Yves de Montcheuil

Authored Comments

Brian,

I am glad to see that we share the same vision about the many different ways community members can contribute to open source software. As you correctly state, contributions are broad and varied. I think too many people still believe that the only valuable contribution that can be made is source code, while this is far from being the case. With that regard, we at Talend have always been recognizing value of the same types of contributions than you do.

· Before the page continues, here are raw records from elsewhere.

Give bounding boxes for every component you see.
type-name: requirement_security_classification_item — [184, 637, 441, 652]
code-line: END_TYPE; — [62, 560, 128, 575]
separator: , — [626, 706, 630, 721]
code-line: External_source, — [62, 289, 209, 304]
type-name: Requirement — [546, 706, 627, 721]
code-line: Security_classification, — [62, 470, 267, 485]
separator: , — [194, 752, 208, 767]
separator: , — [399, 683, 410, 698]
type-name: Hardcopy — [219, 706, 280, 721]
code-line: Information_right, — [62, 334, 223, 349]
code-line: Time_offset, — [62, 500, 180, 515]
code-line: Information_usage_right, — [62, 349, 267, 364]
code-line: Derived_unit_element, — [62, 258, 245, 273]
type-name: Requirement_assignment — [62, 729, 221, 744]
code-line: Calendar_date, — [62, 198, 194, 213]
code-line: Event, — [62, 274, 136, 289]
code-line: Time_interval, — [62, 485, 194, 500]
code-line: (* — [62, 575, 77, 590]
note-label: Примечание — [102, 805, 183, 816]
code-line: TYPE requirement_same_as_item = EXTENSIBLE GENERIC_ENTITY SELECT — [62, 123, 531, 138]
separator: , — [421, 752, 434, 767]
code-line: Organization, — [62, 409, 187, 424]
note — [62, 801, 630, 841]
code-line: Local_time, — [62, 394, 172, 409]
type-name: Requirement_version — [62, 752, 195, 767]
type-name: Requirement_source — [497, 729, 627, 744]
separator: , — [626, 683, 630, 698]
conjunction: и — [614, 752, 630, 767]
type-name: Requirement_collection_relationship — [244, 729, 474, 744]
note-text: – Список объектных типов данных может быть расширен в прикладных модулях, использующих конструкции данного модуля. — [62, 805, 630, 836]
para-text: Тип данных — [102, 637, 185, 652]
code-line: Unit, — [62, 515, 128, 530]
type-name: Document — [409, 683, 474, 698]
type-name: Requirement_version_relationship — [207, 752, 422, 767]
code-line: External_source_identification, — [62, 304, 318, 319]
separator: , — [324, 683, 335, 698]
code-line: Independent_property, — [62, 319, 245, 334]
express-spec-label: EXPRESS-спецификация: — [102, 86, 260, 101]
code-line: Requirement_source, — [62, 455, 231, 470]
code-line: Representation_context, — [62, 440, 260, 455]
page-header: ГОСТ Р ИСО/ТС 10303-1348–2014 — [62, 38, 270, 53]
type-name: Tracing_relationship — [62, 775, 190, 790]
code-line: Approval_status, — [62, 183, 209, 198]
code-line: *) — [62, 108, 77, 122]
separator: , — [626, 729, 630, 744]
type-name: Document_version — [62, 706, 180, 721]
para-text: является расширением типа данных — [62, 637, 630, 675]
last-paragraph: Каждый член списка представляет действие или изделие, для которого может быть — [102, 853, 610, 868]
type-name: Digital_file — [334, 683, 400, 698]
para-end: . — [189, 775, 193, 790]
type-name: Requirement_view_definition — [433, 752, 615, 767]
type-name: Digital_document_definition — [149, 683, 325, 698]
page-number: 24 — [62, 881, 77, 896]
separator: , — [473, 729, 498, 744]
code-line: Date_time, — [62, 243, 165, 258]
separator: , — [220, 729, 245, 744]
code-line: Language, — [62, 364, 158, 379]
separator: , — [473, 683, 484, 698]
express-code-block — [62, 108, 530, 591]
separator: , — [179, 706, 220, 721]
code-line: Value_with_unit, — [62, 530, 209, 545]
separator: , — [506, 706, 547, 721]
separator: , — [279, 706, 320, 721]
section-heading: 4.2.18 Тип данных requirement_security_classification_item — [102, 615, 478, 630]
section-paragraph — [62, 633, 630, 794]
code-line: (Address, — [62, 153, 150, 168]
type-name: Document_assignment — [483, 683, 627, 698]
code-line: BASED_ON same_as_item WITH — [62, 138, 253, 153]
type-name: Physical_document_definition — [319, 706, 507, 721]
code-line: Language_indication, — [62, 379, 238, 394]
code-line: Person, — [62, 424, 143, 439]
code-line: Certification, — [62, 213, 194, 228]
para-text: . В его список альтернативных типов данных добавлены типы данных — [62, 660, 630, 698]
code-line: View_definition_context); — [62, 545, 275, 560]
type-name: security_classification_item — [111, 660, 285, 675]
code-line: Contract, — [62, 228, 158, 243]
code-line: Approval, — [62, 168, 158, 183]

Of course, the goal of any community nurturing should be to increase the proportion of community members who are active contributors as opposed to passive consumers. But where should the cursor be positioned? Is 1% a "good" number? 10%? more than that? Hard to say. It depends on the type of software, its maturity, its audience... And the value of the contributions you are getting. And again, they would be very difficult to quantify. Is a forum response worth more or less than a bug fix? Is a case study worth more or less than a tutorial?

However, at the end of the day, you cannot underestimate the contribution of the non-contributors, even if it sounds paradoxical. These non-contributors allow Jaspersoft to be the maker of the world's most widely used business intelligence software. They allow Talend to have 10 times more users than Informatica and IBM DataStage combined.

Commercial open source vendors have a duty to encourage contribution. Contribution is good for everyone: the contributor, the project, the other users, the community, the vendor. But commercial open source vendors also have the duty to continue providing the best software to everyone, including non contributors.